Mathias was appointed judge in 1965 and was elected to a full 15-year term a year later. His elevation to the county circuit court came during a time of concern about criminal rehabilitation and civil liberties. The U.S. Supreme Court's Miranda decision forced arresting police officers to inform criminal suspects of their rights, while social scientists began exploring poverty and racism as the root causes of crime. Court backlogs of criminal trials became urban scandals.

Many of those protections for defendants -- such as the "exclusionary rule" which prohibits the use of any evidence gathered illegally -- were intended to act as safeguards against wrongful convictions, while protecting suspects against police excesses.

Traditionally, Mathias said, the judicial system contains "tremendous safeguards," like the absolute right to appeal a criminal conviction and the burden of proof resting on prosecutors in criminal cases.

"So I just think we possibly have gone too far in thinking about the defendants' rights to the detriment of the right of the public in general to be protected from the criminal element," he said.

"I've been on the bench for 16 years. I personally don't recall a defendant who was wrongfully convicted. I know it does happen, but it happens very rarely."

Now the pendulum is swinging the other way, helped along by spiraling crime rates and rhetoric from so-called "new right" politicians preaching law and order.

"It's swung from the chief emphasis on rehabilitating a defendant to protecting the society and punishing the defendant," Mathias said. But he cautions against a swing too far away from defendants' rights, adding, "We're pretty much evenly balanced now."

His 16 years of trying criminal and civil cases have also given Mathias the impression, shared by other lawyers and legal observers, that many cases never should wind up in court. He believes there are now too many costly jury cases and too much court litigation, which he sees as the major factor contributing to court backlogs.

"It seems to me to be an unnecessary expenditure of time and money to grant a jury trial in small cases," Mathias said, pointing out that a typical jury trial costs about $500 a day with juror fees, meals and staff salaries.

The problem is exacerbated, he said, by a Maryland state law requiring criminal defendants to be brought to trial within 180 days of arrest. That rule has made it increasingly difficult to find spots on court dockets for civil cases.

"There will come a time when we will have to restrict the use of jury trials because it's so expensive," Mathias said, predicting this country eventually will follow the example of England and Canada where jury trials are relatively rare.

As an alternative to jury trials in civil cases, Mathias said he strongly supports outside arbitration, a concept strongly backed by the state bar association. Independent arbitrators could be used in cases involving divorces, for instance, with an atmosphere of negotiation replacing the adversary relationship of a courtroom, Mathias said.

Mathias said that as a retired judge he hopes to help set up an arbitration association in the county.
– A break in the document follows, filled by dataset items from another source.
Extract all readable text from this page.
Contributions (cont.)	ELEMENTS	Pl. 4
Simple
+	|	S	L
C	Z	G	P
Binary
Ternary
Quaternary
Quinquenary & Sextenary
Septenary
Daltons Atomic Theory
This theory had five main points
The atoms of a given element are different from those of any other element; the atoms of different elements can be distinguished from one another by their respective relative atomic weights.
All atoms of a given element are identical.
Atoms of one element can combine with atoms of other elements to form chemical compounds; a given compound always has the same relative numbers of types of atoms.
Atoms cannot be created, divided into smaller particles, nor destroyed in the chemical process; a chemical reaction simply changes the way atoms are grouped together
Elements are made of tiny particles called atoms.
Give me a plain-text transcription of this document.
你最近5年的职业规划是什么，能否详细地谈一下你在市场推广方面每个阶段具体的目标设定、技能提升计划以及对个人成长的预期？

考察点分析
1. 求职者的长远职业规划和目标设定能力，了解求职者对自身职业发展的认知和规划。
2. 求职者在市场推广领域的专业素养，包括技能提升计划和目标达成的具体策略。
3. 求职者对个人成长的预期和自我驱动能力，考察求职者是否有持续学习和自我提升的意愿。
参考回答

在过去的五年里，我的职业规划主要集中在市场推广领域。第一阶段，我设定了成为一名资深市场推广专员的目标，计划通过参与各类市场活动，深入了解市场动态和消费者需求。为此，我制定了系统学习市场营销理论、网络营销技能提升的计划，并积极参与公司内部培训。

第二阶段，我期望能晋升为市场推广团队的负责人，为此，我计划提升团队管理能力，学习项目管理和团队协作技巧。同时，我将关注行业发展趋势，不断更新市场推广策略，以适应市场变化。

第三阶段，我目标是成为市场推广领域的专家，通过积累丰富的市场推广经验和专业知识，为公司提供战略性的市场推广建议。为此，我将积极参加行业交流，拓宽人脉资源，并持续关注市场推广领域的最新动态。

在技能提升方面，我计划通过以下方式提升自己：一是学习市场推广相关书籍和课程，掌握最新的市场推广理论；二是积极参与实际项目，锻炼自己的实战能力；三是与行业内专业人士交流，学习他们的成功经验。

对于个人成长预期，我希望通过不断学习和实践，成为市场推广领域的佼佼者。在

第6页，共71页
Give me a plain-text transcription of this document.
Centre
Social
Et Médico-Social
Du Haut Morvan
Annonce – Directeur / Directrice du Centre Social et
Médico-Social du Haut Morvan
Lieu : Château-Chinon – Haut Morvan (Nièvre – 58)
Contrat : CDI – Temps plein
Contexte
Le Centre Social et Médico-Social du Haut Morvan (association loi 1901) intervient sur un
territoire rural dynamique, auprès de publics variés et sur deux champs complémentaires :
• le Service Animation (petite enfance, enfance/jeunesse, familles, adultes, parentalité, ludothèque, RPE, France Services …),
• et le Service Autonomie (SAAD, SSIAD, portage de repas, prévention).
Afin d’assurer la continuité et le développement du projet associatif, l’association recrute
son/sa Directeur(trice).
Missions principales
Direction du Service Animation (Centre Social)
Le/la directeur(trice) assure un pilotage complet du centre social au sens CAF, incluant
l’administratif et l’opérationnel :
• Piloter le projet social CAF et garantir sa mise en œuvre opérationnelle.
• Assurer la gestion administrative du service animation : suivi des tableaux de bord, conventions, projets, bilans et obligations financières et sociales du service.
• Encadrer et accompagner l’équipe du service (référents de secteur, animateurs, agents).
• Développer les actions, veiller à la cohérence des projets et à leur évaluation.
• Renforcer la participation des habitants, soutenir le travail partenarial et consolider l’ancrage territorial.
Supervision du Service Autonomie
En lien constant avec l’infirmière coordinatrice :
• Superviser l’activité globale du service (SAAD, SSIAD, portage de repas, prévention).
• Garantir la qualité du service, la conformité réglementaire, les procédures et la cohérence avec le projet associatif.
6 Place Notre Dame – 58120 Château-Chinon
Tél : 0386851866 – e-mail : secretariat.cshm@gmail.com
"It might very well be an answer to our problem of backlogs in the courts," he said. "There are minor issues and there ought to be a way of handling them without going through the civil court proceeding."

Mathias had been observing the courts even before his appointment to the bench. As a reporter for the old Washington Times and then The Washington Post before World War II, Mathias covered the county courts. He attended the old Southeastern University School of Law in the early morning hours before he began his reporter's shift.

But even as a former journalist, the judge sees no future for television cameras in Maryland's courtrooms, where they are now forbidden by state law.

"I don't see any purpose to it," he said. "It would just create another grounds for appeal. A defendant could claim the trial was prejudiced because of the publicity he got."

Besides, Mathias said, he thinks newspaper reporters do a better job.